Duss served as president of the Association of Evangelical Relief and Development Organisations from 1996 to 1999.
Vice president for governmental affairs, National Association of Evangelicals
An ordained minister with degrees in political science and public affairs, Cizik has been a passionate voice for wider evangelical involvement on some of the most pressing issues of the day — the environment, human rights, poverty. He has been particularly outspoken recently on climate change and pollution, marching in a Washington anti-abortion rally with a sign that said, “Stop mercury poisoning of the unborn.”
“I don’t think we can sit on our hands,” he says. “God won’t let us sit on our hands.”
A regular presence at forums around the country on the environment and human rights, he is among those at the center of the ongoing effort among evangelicals to define the terms and principles that ought to guide their engagement with public policy. He wholeheartedly embraces the idea that evangelicals are the “new internationalists” — focused on their obligations to people around the world, whatever their faith or background.
The Evangelical Presbyterian Church ordained Cizik in 1992 to a special ministry in public affairs.
Executive director, Evangelical Environmental Network
Ball, also an ordained minister, grounds his call for environmental action in scripture. God’s love embraces all of creation, he says, and people of faith are called to safeguard it. That’s a message that more Christians are heeding — but there’s a great deal of work left to do, he says.
“My organization has been planting seeds for more than 10 years,” he says. “We’re not in full flower. We’re at the budding stage.”
Ball is among those who say evangelicals should develop their own voice on the environment, reaching out to business, for example, on issues like climate change before considering alliances with traditional environmental groups.
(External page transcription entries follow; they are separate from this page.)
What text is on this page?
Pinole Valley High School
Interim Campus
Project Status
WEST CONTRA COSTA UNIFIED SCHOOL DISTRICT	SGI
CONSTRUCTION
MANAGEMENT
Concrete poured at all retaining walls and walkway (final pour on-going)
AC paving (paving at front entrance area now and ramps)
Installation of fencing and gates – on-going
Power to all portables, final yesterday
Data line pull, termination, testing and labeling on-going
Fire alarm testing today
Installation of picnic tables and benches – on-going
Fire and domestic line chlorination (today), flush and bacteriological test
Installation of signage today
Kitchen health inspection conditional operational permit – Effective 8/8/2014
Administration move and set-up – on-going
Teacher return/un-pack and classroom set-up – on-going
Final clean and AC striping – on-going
As a graduate student in the 1990s, pursuing a doctorate in theological ethics, Ball’s research focused on the evangelical response to ecological issues — work that later became a primer for Christians on global warming, “Planting a Tree This Afternoon: Global Warming, Public Theology, and Public Policy.” Before taking his current job, he was the climate change policy coordinator at the Union of Concerned Scientists in Washington.